Однако главные признаки оказались не там, где я ожидал их обнаружить, — дело было вовсе не в лицах или костюмах СЕО. В своем исследовании руководителей компаний компьютерной промышленности Чаттерджи и Хэмбрик высказали предположение о том, что берущие начинают рассматривать себя в качестве своего рода звезд, вокруг которых вращаются планеты солнечной системы — их предприятия. Сигнал об этом можно было бы получить из интервью, данных руководителями. Так как берущие — создания эгоцентрические, они с большей вероятностью употребляют личные местоимения первого лица единственного числа — я, мне, мое — в противоположность местоимениям первого лица множественного числа — мы, нам, наше. В компьютерной промышленности, рассказывая о своей компании, руководители употребляли первое лицо и единственное число в среднем в 21 проценте случаев. Самые закоренелые берущие говорили «я», «мне», «мое» в 39 процентах случаев. Из каждых десяти слов, которые произносил руководитель-эгоист, четыре были только о нем, и ни о ком больше.
Другим сигналом являлся размер вознаграждения. Руководитель-берущий получал намного больше денег, чем другие начальники высшего ранга в той же компании.
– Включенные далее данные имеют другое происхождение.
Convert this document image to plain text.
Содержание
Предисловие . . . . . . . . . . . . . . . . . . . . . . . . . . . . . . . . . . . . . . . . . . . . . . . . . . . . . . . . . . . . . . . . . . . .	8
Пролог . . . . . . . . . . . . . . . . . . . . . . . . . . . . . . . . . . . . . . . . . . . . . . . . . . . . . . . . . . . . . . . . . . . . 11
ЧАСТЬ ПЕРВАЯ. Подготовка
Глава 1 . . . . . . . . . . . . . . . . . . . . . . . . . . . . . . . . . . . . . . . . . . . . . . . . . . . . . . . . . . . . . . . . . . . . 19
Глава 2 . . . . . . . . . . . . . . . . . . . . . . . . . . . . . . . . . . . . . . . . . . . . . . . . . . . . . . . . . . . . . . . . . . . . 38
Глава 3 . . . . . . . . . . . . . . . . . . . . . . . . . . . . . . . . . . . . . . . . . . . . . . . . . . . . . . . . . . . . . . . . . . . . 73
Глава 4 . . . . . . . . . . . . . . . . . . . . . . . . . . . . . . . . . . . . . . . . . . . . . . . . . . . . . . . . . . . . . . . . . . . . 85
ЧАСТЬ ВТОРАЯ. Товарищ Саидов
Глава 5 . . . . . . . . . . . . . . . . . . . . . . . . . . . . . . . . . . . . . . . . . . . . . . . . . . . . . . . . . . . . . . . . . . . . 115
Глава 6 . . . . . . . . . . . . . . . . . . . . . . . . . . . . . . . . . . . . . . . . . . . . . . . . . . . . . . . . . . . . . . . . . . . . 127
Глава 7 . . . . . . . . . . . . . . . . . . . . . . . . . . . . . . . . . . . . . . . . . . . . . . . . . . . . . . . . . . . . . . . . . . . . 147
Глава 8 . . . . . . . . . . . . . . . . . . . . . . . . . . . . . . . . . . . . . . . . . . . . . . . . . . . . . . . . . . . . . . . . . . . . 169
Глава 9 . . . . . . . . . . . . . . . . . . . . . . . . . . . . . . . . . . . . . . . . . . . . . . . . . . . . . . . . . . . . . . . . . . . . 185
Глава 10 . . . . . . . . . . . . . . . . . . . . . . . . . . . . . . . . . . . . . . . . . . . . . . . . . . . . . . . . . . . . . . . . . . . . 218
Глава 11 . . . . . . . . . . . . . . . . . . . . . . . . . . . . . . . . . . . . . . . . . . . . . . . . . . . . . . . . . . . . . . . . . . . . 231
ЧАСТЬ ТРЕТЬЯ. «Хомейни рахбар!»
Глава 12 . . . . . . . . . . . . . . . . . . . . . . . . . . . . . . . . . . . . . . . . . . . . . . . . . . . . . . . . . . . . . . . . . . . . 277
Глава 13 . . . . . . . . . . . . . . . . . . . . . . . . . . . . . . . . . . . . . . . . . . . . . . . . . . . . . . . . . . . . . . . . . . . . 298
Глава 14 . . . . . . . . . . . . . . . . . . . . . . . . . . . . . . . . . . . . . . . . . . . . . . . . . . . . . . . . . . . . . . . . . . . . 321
Берущие считают себя высшими существами и потому чувствуют, что вправе платить себе во много раз больше, чем другим. В компаниях компьютерной промышленности типичный берущий руководитель получал (считая бонусы) в три раза больше, чем самые высокооплачиваемые сотрудники. Напротив, в среднем по отрасли заработная плата руководителя была в лучшем случае в 1,5 раза выше, чем у его непосредственного подчиненного. Пользуясь опционами на акции, руководители-берущие позволяли себе доходы, в семь раз превосходящие таковые у следующих по рангу сотрудников, в то время как в среднем по отрасли этот разрыв нигде не превышал 2,5 раз[4].
Но самый интересный намек содержался в ежегодных отчетах, предназначенных для акционеров. Давайте снова посмотрим на фотографии Кена Лэя и Джона Хантсмена-старшего, но теперь уже в определенном контексте.
Левая фотография — на ней заснят Джон Хантсмен — была сделана в 2006 году для ежегодного отчета. Это небольшое изображение, занимающее всего 10 процентов страницы. Правая фотография взята из ежегодного отчета Enron за 1997 год. Изображение занимает всю страницу целиком.
Когда Чаттерджи и Хэмбрик просмотрели ежегодные отчеты руководства компьютерных компаний, они заметили поразительные отличия в размерах фотографий. Кое-где их не было вообще. В других отчетах они занимали всю страницу. Отгадайте, кто из руководителей в данном случае — берущий?
Руководителю-эгоисту ближе и дороже всего его собственное «я». Большое фото — самовосхваление, понятное всем сообщение: «Я главная фигура в компании». Но действительно ли это сигнал о том, что начальник паразитирует на компании? Для того чтобы выяснить правду, Чаттерджи и Хэмбрик пригласили аналитиков, специализирующихся на оценке личностных качеств руководителей в секторе информационных технологий, чтобы они помогли определить, обладает ли каждый конкретный начальник раздутым чувством собственной значимости, которое проявляется в ощущении превосходства, вседозволенности и в постоянной потребности во внимании и восхищении… в получении удовольствия от нахождения в центре всеобщего внимания, в настоятельных требованиях проявления показного уважения, в высокомерии и склонности к показухе. Оказалось, что рейтинги аналитиков почти на 100 процентов коррелируют с размерами фотографий руководителей в ежегодных отчетах.
В том памятном, «пророческом» отчете корпорации Enron за 1997 год луч прожектора, фигурально выражаясь, был направлен исключительно на Кена Лэя. Из первых девяти страниц на двух красовались огромные, во весь формат, фотографии самого Лэя, а затем его СОО[5] Джеффа Скиллинга. То же самое можно было видеть и в отчетах за 1998 и 1999 годы. К 2000 году Лэй и Скиллинг переместились на страницы 4 и 5, а размеры изображений стали несколько скромнее. В отчете имелось по четыре фотографии каждого из них — как кадры кинопленки. Действительно, из этих кадров мог получиться неплохой мультфильм. Три фотографии Лэя были практически одинаковы, и на всех он язвительно улыбался — как человек, сознающий свою исключительность. Лэю оказалось не суждено встретить свой сказочный хэппи-энд — он умер от инфаркта за несколько дней до оглашения приговора.